Gözlerimi kapatıp geriye yaslandım. Bir eli omuzumda hissettiğimde açtım. "Kırgın hissediyor musun?" diye sordu üzgünce bakan Jungkook. Bir şey demedim. Eğer kırılsaydım ona bir şey hissetmem gerekirdi ama hissetmiyordum. Değilim desem, neden kızgınım o zaman?

Bana haber vermediği için olabilir. "Bana haber vermeliydi. Kaç gündür nasıl endişelendiğimi kendiniz gördünüz. Böyle aptal bir şey yüzünden beni merakta bırakması...sinir bozucu," dedim.

Herkes ne diyeceğini bilmiyordu. Buna bende dahildim. Bir yanım yanına gitmek istiyordu fakat diğer yanım onu istemiyordu. Bu bilinmemezlik yüzünden kafam oldukça karışıktı ve ben ne yapacağımı bilmiyordum.

"Tamam, bu aptal konuyu kapatalım artık." dedim ve gülümsedim. Olması gereken buydu. Daha fazla kurcalamamak lazımdı. Onlarda kafa sallayıp işlerine döndüler. Onlarda kızgındı Jennie'ye çünkü ben o kadar endişeli görünüyordum ki onlar bir şey yapmamdan korkuyorlardı.

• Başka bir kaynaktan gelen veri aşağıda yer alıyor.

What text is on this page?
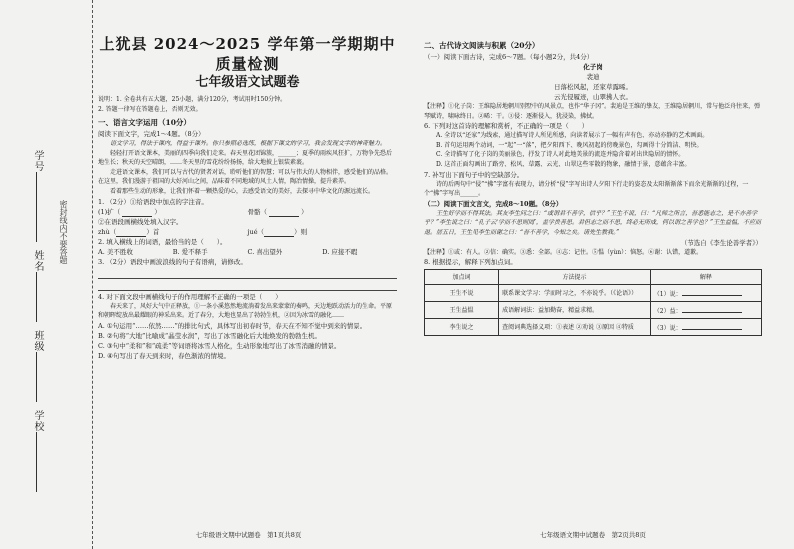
学号
姓名
班级
学校
密封线内不要答题

上犹县 2024～2025 学年第一学期期中质量检测

七年级语文试题卷

说明：1. 全卷共有五大题，25小题，满分120分，考试用时150分钟。

2. 答题一律写在答题卷上，否则无效。

一、语言文字运用（10分）

阅读下面文字，完成1～4题。（8分）

语文学习，得法于课内，得益于课外。你只参照必选练，根据下课文的学习，我会发现文字的神奇魅力。

轻轻打开语文课本，美丽的四季向我们走来。春天里花团锦簇，______；夏季的雨疾风狂扩，万物争先恐后地生长；秋天的天空晴朗，……冬天里的雪花纷纷扬扬，给大地披上银装素裹。

走进语文课本，我们可以与古代的贤者对话，聆听他们的智慧；可以与伟大的人物相伴，感受他们的品格。在这里，我们漫游于祖国的大好河山之间，品味着不同地域的风土人情，陶冶情操，提升素养。

看着那些生动的形象，让我们怀着一颗热爱的心，去感受语文的美好，去探寻中华文化的源远流长。

1. （2分）①给语段中加点的字注音。

(1)扩（	）	骨骼（	）

②在语段画横线处填入汉字。

zhù（	）首	jué（	）则

2. 填入横线上的词语，最恰当的是（　　）。

A. 美不胜收	B. 爱不释手	C. 喜出望外	D. 应接不暇

3. （2分）语段中画波浪线的句子有语病，请修改。

4. 对下面文段中画横线句子的作用理解不正确的一项是（　　）

春天来了，风好大气中正释放，①一条小溪悠然地流淌着发出来蒙蒙的奏鸣，天边地跃动活力的生命。平原和朝晖绽放出最耀眼的神采出来。近了春分，大地也显出了勃勃生机，②因为冰雪的融化……

A. ①句运用“……依然……”的排比句式，具体写出初春时节，春天在不知不觉中到来的情景。

B. ②句将“大地”比喻成“晶莹水润”，写出了冰雪融化后大地焕发的勃勃生机。

C. ③句中“柔和”和“疏柔”等词语将冰雪人格化，生动形象地写出了冰雪消融的情景。

D. ④句写出了春天到来时，春色渐浓的情境。

七年级语文期中试题卷　第1页共8页

二、古代诗文阅读与积累（20分）

（一）阅读下面古诗，完成6～7题。（每小题2分，共4分）

化子岗

裴迪

日落松风起，还家草露晞。

云光侵履迹，山翠拂人衣。

【注释】①化子岗：王维隐居地辋川别墅中的风景点，也作“华子冈”。裴迪是王维的挚友，王维隐居辋川，常与他泛舟往来，弹琴赋诗，啸咏终日。②晞：干。③侵：逐渐侵入，犹浸染，拂拭。

6. 下列对这首诗的理解和赏析，不正确的一项是（　　）

A. 全诗以“还家”为线索，通过描写诗人所见所感，向读者展示了一幅有声有色、亦动亦静的艺术画面。

B. 首句运用两个动词，一“起”一“落”，把夕阳西下、晚风初起的傍晚景色，勾画得十分简洁、明快。

C. 全诗描写了化子岗的美丽景色，抒发了诗人对此地美景的流连并隐含着对出世隐居的情怀。

D. 这首正面勾画出了路旁、松风、草露、云光、山翠这些零散的物象，融情于景，意蕴含丰富。

7. 补写出下面句子中的空缺部分。

诗的后两句中“侵”“拂”字富有表现力，请分析“侵”字写出诗人夕阳下行走的姿态及太阳渐渐落下而余光渐渐的过程，一个“拂”字写出______。

（二）阅读下面文言文，完成8～10题。（8分）

王生好学而不得其法。其友李生问之曰：“或谓君不善学，信乎？”王生不说，曰：“凡师之所言，吾悉能志之，是不亦善学乎？”李生说之曰：“孔子云‘学而不思则罔’，盖学贵善思。君但志之而不思，终必无所成，何以谓之善学也？”王生益愠，不应而退。居五日，王生见李生而谢之曰：“吾不善学，今知之矣。请先生教我。”

（节选自《李生论善学者》）

【注释】①或：有人。②信：确实。③悉：全部。④志：记住。⑤愠（yùn）：恼怒。⑥谢：认错，道歉。

8. 根据提示，解释下列加点词。

加点词	方法提示	解释
王生不说	联系课文学习：学而时习之，不亦说乎。（《论语》）	（1）说：
王生益愠	成语解词法：益加勤奋，精益求精。	（2）益：
李生说之	查阅词典选择义项：①表述 ②劝说 ③原因 ④特质	（3）说：
七年级语文期中试题卷　第2页共8页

Her neyse, artık Kim Jennie ile görüşmeme bile gerek kalmayacak. Oyuna girdik ve o oyunda bitti. Bundan sonra o kendi yoluna ben kendi yoluma. 

Ödül töreni vardı birkaç gün sonra ve Blackpink de gelecekti. Kendimi neden bu kadar sıkıyorum bilmiyorum ama henüz onunla karşılaşmaya hazır değilim.

Mesela baksaydı telefonlarıma, en azından yalan söyleyerek cevaplasaydı mesajlarımı, işim var deyip oyalasaydı beni.

İlişkileri açıklanmadan bir gün önce mesaj atmak nedir? 'Benimle bir oyuna girdin, izin vermiyorum bu ilişkiye,' mi diyecektim?

Söylemişti, bana söylemişti Jongin ile eskiden beraber olduklarını, onu mahvedenin o olduğunu söylemişti.

İşin komik yanı, ona el kaldıran, isteklerini göz ardı eden, onu mutsuz eden, onu ağlatan bir adamla yeniden bir olmak.

Aptalsın Kim Jennie, koca bir aptal.

"Taehyung!" seslenen Jin hyung'tu. "Odamdayım!" kapının açılma sesine baktığımda onun geldiğini duydum.

"Konuşalım mı biraz?" dedi. "Ne hakkında hyung?" yatağa oturdu. "Siz hakkında," kafamı olumsuzca salladım. "Biz diye bir şey yok hyung, hiç bir zaman olmadı, olmayacak." sesli nefes verdi. "Neden böyle davrandığını anlayabiliyorum. Sana haber vermedi, sevgilisiyle uğraşıyor diye sana cevap vermedi ve sende buna kızdın," onaylamak için kafamı salladım ve gözlerimi kaçırdım.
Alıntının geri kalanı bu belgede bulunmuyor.